70-80% of acetaminophen undergoes Phase II metabolism (safe) , while 5-10% of Acetaminophen metabolism proceeds via phase I metabolism to become chemically active metabolite NAPQI. Normally this is detoxified by phase II GSH transferase and excreted.
During toxic doses, phase II metabolism becomes saturated and excessive formations of NAPQI is formed, eventually depletes cellular glutathione, and NAPQI binds to critical cellular/protein components.
Early tx involves activated charcoal and gastric lavage.

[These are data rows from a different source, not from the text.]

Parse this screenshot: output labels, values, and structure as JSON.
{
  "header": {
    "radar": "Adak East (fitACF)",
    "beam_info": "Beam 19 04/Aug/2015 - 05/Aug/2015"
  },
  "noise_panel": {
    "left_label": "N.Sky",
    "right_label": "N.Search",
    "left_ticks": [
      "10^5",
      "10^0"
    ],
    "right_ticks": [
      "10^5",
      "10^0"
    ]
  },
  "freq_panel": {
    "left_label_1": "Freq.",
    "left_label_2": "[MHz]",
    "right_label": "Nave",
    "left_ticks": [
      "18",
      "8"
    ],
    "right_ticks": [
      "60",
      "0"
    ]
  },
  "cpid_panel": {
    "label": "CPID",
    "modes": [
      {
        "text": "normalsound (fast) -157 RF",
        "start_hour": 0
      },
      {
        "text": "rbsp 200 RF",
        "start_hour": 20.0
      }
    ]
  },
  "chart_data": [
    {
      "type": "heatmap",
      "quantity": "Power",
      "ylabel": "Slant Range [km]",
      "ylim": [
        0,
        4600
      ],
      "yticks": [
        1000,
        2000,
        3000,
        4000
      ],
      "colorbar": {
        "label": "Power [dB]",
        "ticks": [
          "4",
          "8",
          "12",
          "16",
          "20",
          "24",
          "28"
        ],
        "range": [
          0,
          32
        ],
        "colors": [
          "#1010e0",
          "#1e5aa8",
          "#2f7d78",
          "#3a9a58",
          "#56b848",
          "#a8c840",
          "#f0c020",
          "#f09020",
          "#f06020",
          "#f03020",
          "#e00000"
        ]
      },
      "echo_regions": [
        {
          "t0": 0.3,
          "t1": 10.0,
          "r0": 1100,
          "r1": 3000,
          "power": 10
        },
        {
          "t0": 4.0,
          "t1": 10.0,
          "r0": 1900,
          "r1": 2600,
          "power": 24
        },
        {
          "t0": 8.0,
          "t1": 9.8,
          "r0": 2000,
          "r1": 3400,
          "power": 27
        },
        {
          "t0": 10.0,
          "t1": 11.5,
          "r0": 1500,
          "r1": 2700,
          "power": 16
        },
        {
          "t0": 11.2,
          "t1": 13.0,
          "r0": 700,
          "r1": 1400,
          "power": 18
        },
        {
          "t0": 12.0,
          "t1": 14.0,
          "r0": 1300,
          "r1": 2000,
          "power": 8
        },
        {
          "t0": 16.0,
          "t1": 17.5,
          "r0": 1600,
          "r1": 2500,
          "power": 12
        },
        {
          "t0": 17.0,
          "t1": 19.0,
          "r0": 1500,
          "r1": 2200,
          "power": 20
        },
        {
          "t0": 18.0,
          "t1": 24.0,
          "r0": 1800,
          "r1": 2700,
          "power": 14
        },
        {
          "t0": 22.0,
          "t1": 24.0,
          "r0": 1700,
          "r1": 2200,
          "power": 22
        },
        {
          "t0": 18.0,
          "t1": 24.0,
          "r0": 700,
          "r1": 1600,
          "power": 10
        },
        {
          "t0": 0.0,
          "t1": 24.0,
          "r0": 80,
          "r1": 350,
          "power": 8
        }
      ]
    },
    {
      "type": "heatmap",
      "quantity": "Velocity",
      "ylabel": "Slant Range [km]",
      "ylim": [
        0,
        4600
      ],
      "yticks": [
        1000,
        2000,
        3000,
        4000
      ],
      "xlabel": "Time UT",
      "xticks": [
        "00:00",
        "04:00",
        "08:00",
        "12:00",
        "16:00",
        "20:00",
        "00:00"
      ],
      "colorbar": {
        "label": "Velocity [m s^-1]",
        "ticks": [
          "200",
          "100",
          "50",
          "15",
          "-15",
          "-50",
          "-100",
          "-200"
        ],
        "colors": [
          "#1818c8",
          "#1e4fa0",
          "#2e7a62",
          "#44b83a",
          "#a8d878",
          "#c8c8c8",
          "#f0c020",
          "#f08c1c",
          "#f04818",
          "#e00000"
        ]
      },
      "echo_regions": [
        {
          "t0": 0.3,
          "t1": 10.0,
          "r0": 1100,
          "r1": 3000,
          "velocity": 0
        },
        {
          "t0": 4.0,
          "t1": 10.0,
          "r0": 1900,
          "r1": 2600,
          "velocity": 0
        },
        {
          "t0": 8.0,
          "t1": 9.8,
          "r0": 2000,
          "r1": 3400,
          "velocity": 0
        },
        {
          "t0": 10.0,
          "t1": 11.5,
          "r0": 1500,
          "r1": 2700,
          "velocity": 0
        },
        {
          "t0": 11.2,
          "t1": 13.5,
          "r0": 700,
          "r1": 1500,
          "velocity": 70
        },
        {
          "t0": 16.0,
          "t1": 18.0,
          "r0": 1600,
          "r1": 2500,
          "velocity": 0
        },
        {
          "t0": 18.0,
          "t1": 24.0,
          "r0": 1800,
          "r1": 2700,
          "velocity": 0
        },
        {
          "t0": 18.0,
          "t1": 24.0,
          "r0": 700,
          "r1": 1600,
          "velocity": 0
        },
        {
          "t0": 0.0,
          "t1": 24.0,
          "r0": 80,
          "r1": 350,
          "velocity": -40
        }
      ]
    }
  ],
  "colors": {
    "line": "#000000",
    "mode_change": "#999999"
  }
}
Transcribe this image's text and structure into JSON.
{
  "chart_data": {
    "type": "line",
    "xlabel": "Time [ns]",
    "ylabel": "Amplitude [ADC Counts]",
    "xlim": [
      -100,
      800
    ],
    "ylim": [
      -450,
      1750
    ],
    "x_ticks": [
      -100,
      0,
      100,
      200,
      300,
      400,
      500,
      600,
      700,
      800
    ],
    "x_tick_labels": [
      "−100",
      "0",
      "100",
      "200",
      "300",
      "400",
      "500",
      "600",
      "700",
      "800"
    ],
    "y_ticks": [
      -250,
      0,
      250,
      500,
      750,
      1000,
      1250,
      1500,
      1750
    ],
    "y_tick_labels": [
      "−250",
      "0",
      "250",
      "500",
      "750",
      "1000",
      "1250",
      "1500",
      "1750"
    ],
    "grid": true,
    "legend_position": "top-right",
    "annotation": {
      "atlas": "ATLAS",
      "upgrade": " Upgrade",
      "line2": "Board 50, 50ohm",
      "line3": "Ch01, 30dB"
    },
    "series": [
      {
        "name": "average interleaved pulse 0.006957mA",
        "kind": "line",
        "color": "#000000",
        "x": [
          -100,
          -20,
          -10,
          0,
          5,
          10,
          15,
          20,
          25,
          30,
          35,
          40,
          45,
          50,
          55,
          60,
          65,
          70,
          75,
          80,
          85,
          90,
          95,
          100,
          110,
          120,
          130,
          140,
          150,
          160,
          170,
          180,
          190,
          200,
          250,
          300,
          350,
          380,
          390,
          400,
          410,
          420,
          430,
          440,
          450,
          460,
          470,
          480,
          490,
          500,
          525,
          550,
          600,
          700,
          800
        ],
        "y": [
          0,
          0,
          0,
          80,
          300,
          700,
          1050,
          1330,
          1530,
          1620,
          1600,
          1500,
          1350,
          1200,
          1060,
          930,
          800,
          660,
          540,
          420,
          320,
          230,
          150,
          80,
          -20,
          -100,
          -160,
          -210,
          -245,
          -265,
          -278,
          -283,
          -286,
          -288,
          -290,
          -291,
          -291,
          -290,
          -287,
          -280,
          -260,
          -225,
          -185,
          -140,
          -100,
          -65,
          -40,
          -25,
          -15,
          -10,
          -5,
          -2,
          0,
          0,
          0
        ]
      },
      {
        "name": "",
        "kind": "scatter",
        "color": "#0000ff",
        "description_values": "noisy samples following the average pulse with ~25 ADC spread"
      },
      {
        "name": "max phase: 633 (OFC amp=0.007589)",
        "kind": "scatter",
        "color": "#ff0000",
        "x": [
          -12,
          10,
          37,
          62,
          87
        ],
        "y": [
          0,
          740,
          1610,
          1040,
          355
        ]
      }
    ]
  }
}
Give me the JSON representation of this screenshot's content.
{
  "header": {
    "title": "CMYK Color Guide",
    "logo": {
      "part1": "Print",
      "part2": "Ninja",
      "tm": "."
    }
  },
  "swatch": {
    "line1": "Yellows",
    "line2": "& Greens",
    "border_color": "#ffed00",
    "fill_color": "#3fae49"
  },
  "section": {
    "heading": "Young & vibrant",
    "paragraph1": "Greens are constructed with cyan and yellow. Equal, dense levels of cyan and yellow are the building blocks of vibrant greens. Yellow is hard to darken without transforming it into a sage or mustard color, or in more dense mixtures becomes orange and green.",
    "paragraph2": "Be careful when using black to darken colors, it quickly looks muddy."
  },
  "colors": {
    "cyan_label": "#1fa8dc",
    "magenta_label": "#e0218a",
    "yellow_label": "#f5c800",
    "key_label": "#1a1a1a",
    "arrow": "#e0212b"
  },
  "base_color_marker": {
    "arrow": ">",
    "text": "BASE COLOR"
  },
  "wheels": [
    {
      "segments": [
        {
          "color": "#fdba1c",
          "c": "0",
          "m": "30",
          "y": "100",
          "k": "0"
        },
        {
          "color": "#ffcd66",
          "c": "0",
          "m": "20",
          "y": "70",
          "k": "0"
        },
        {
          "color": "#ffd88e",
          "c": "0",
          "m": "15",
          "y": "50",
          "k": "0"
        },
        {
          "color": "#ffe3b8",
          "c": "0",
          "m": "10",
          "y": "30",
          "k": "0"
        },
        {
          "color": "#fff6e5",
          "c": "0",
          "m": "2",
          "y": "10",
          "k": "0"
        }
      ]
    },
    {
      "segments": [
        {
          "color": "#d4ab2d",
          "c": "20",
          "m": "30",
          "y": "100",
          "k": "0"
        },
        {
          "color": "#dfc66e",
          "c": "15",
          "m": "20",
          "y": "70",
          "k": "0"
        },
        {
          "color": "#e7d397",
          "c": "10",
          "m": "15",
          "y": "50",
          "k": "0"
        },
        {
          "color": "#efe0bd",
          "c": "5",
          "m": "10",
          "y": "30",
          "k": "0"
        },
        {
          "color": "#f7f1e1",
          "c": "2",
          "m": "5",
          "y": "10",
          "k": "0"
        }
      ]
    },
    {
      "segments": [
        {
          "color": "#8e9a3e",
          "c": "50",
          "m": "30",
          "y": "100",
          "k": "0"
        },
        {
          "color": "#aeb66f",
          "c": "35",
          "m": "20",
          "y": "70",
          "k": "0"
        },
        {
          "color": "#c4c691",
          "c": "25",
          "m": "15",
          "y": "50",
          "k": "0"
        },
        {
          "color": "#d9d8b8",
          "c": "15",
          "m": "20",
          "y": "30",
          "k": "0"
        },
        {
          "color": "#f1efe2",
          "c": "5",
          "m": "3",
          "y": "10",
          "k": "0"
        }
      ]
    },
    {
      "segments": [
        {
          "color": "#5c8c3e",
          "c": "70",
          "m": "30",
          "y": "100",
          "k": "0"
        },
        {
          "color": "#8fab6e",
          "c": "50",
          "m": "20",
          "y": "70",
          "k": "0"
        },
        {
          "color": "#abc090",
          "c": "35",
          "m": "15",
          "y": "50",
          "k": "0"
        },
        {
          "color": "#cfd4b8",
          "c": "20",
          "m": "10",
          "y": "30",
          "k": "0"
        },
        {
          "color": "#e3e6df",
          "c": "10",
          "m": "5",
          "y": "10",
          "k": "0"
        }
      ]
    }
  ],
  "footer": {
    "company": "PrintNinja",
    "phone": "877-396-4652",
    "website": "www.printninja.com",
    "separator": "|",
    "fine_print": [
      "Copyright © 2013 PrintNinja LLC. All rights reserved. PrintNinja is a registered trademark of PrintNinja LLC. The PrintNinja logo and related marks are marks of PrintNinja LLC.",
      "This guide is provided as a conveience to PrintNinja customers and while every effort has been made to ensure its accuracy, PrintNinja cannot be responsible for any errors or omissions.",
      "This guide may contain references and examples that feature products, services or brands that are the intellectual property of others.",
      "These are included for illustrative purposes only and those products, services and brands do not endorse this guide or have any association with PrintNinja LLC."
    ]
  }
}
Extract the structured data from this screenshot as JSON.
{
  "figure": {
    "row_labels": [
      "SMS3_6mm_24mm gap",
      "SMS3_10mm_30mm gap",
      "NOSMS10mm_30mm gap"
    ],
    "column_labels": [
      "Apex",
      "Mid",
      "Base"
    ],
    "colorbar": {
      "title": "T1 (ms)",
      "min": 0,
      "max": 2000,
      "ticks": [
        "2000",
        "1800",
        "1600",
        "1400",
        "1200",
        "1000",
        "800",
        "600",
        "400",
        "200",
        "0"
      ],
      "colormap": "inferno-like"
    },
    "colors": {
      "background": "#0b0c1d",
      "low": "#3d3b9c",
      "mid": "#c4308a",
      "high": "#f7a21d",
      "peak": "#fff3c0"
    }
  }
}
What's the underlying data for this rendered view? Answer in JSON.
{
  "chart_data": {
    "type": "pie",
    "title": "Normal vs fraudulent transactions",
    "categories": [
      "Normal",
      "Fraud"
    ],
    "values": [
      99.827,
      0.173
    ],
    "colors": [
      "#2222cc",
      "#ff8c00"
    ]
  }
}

N acetylcystein serves as a precursor for glutathion synthesis, and also functions as a nucleophile to capture NAPQI
Describe the basic pharmacodynamic parameters of methanol and ethylene glycol that underlie their toxicities: rapid oral absorption, metabolism by common hepatic enzyme systems, these metabolic products selectively damage different tissues or organs, and toxicities of both can be treated through similar interventions.
Both alcohols are well absorbed orally because they’re extensively metabolized to organic acids.
Alcohols themselves have minimal toxicity until metabolized into formic acid/formaldehyde (acidosis, retinal damage) and oxalic acid (acidosis, nephrotoxicity).
Both can be treated by inhibited the rate limiting enzyme alcohol dehydrogenase (via ethanol or fomepizole), hemodialysis, or correction of metabolic acidosis with sodium bicarbonate.